La marcha prosiguió sin contratiempos por un camino por el que parecían haber pasado décadas sin que alguien transitase. Atravesamos el frondoso Pinar del Rey, dejamos a nuestra izquierda las casas caídas de tres aldeas abandonadas llamadas Latorre, Lavilla y la Solanilla, así las llamaba el plano, y cruzamos el Carrascal. Después, subiendo de nuevo, nos dirigimos hacia el Cajicar con la intención de alcanzar la ladera sureste de la Sierra de Campanué; superada ésta, sólo tendríamos que descender la pendiente escarpada de su ladera noroeste, para encontrarnos con la llanura  cultivada de La Fueva, y el Humo de Rañín, donde nos prepararíamos el rancho y pernoctaríamos.
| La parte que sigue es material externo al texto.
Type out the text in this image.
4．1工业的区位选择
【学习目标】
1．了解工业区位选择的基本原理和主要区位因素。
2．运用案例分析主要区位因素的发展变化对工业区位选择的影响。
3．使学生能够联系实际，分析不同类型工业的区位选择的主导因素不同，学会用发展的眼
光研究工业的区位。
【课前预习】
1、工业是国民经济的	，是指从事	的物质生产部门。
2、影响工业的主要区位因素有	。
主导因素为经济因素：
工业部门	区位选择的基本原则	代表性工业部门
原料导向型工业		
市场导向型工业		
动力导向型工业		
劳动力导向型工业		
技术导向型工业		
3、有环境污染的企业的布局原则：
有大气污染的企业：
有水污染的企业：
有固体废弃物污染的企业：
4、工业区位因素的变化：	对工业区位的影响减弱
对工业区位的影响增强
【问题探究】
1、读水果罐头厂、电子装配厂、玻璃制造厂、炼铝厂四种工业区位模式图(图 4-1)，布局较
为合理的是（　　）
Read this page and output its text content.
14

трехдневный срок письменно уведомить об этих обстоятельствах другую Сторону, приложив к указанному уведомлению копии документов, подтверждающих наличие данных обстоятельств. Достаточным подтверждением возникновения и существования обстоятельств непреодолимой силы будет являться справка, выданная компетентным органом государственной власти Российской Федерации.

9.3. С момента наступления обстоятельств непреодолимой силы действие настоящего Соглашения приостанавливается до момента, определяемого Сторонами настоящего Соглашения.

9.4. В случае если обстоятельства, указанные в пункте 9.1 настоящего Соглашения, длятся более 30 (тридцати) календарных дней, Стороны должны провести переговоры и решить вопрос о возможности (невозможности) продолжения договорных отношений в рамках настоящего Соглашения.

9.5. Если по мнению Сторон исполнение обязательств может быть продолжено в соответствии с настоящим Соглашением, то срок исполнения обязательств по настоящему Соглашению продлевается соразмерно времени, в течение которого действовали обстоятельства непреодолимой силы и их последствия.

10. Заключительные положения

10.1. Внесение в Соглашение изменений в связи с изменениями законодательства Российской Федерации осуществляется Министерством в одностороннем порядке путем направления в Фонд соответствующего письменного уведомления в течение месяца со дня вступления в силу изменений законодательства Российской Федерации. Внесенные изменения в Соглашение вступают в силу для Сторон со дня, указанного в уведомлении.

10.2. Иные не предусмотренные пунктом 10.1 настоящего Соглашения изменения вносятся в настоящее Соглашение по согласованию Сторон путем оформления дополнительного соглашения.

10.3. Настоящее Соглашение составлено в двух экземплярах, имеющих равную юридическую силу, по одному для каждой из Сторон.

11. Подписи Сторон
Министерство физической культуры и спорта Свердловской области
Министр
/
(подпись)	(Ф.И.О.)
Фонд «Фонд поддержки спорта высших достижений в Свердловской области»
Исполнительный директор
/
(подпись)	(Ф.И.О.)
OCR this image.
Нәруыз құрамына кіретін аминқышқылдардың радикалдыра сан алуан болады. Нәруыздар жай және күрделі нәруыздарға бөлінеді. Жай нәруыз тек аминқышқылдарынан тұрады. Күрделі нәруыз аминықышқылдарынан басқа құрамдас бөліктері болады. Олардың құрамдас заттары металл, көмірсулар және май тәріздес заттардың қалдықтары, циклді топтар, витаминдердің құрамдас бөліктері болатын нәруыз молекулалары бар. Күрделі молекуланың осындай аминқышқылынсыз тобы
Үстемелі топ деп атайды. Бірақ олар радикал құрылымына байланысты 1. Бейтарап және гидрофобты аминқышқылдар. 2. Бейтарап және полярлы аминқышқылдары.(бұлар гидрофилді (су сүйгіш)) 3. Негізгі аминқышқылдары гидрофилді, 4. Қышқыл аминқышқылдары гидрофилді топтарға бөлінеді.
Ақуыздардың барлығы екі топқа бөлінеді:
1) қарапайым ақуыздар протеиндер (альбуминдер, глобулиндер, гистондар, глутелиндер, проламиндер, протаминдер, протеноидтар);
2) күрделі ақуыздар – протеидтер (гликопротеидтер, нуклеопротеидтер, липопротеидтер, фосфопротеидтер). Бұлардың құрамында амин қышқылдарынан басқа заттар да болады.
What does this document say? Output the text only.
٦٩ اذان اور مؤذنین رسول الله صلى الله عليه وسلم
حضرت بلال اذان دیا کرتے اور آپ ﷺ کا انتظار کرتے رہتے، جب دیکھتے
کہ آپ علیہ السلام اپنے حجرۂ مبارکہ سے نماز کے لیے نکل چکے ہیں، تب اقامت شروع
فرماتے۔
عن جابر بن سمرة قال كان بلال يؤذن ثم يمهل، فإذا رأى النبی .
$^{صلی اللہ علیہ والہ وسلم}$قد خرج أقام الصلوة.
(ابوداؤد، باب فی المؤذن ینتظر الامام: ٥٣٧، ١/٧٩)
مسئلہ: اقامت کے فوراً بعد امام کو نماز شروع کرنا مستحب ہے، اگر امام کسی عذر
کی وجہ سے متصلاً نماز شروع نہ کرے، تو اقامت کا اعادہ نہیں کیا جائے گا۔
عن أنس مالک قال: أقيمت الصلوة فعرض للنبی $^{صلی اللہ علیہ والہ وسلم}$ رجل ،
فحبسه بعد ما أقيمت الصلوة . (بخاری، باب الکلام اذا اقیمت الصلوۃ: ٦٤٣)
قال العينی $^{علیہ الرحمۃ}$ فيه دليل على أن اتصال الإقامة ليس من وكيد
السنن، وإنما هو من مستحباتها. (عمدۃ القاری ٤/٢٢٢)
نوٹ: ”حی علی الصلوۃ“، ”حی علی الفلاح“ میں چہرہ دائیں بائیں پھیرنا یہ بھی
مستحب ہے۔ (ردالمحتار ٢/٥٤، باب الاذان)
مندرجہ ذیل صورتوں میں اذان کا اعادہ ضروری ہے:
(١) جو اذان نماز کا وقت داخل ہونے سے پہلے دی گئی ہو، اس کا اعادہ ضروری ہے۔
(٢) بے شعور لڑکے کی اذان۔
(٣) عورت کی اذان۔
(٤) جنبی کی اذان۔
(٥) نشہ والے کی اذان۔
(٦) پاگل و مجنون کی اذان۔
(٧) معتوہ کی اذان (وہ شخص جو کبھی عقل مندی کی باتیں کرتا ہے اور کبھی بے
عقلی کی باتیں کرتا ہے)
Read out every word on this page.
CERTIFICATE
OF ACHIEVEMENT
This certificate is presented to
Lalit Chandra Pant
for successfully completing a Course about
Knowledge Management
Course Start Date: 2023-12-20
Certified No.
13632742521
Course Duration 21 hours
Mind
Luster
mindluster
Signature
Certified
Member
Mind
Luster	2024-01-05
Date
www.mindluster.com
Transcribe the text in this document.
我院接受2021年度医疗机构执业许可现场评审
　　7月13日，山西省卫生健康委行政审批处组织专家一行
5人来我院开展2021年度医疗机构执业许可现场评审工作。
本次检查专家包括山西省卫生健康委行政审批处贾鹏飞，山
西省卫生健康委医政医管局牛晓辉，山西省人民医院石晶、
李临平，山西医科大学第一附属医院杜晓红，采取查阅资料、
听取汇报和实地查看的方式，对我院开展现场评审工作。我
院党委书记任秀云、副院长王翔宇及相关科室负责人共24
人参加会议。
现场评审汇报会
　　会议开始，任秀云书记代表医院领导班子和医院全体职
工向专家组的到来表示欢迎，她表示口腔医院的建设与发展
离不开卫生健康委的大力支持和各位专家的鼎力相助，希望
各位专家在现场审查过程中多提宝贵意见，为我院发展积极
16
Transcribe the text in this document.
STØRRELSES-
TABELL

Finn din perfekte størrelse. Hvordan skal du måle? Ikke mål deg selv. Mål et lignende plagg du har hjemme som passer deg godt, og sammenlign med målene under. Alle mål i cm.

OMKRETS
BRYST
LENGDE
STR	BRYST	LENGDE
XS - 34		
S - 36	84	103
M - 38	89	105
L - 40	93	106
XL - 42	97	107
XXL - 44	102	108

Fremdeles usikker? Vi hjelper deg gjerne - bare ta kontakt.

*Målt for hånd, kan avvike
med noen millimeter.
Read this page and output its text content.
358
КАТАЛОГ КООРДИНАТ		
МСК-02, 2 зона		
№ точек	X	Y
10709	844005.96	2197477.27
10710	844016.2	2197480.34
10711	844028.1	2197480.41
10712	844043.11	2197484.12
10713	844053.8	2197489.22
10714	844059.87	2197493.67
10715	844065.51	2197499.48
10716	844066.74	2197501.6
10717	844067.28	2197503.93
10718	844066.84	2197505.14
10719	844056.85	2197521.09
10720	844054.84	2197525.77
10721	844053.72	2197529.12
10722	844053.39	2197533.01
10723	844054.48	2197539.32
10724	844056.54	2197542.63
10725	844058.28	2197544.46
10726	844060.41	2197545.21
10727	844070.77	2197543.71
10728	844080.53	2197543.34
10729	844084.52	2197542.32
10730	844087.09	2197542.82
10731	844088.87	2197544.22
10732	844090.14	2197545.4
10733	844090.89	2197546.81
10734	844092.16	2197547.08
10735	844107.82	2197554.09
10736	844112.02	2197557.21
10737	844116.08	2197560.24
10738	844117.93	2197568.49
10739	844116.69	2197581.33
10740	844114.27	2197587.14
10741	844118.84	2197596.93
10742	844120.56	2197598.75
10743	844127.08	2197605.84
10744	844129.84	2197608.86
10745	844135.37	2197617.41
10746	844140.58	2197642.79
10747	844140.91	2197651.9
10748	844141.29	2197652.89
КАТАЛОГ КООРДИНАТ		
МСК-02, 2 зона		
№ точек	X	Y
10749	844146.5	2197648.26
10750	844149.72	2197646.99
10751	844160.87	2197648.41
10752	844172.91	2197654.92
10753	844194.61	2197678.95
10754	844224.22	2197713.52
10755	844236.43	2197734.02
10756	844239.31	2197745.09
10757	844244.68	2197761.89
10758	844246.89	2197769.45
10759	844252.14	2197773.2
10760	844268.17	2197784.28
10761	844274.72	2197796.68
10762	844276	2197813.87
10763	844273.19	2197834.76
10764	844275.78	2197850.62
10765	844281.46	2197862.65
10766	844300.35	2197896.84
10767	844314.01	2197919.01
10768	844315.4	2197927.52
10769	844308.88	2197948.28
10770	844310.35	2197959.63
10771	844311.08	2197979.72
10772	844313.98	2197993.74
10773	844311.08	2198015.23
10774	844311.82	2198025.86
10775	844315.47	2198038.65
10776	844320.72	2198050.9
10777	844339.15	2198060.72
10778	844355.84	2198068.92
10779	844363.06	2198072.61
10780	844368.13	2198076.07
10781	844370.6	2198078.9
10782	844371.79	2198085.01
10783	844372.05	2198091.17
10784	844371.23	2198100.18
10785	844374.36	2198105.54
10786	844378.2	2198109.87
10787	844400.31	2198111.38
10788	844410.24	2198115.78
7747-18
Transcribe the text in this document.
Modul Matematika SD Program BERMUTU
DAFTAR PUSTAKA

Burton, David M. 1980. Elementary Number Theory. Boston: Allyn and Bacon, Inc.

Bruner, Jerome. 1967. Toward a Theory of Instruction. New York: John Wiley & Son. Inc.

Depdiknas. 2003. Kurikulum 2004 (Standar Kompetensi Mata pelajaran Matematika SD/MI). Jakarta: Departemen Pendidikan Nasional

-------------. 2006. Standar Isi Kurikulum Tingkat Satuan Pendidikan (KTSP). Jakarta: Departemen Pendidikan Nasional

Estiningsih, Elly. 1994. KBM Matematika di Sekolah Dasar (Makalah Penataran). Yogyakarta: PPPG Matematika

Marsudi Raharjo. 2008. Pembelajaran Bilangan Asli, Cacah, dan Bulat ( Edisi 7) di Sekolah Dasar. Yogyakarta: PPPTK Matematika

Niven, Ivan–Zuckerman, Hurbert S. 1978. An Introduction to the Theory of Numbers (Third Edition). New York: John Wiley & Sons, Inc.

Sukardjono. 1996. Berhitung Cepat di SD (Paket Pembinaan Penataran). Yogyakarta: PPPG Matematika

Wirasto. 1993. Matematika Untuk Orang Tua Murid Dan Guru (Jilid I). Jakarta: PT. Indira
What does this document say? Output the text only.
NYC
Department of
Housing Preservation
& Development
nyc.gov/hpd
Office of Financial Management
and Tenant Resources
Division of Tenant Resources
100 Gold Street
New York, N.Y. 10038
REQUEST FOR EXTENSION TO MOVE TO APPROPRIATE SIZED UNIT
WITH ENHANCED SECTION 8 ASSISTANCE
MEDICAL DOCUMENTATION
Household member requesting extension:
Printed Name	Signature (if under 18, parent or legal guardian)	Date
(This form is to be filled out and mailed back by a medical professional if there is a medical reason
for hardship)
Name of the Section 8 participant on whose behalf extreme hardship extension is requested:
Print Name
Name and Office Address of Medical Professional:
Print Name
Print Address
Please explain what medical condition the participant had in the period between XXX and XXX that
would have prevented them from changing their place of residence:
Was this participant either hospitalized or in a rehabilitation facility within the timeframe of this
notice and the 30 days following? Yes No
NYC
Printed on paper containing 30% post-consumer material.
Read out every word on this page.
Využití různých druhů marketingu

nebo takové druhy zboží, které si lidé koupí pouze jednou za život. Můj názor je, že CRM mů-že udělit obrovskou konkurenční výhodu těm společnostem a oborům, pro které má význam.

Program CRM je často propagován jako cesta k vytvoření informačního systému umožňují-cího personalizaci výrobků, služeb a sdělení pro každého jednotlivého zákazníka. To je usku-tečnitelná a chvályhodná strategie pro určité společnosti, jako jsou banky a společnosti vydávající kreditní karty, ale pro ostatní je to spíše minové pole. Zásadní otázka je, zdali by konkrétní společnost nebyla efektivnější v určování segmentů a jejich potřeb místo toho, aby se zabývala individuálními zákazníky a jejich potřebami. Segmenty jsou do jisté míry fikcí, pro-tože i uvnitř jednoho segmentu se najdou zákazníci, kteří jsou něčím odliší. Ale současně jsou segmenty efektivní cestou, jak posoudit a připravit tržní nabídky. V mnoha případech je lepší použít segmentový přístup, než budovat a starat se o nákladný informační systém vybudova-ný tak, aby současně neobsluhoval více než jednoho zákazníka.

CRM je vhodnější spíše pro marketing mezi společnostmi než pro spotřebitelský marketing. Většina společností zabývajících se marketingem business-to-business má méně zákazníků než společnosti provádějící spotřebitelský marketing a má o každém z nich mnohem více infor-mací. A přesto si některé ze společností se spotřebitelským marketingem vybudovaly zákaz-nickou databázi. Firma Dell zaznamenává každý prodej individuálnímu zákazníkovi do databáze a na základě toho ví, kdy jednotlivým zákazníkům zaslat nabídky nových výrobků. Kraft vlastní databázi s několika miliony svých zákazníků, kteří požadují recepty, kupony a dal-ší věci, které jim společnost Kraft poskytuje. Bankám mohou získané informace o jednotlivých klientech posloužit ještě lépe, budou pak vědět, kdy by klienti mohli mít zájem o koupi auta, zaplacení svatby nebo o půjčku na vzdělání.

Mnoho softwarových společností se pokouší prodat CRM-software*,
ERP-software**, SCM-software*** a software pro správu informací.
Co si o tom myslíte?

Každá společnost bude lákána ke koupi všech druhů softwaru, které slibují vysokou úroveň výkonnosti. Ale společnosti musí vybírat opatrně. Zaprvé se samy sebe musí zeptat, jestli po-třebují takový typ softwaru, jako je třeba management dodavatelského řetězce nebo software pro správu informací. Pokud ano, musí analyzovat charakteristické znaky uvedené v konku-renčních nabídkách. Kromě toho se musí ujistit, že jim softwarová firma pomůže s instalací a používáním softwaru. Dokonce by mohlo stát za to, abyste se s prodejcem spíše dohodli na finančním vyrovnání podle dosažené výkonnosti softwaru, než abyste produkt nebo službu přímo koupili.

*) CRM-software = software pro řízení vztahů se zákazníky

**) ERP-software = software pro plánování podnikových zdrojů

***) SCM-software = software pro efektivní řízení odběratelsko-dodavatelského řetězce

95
Pasaba de la una y media, cuando llegamos al collado del Solán Mayor. Asomados hacia el vacío, pudimos ver los pueblos de Solipueyo, Rañín y el Humo de Rañín, nuestro destino, pero la ladera de la Sierra, seguía oculta bajo un banco de niebla persistente que se agarraba entre los árboles del bosque. Azuzados por el hambre, seguimos ladera abajo y nos dejamos devorar por la niebla que parecía empeñada en digerir lentamente el Pinarón del Rector.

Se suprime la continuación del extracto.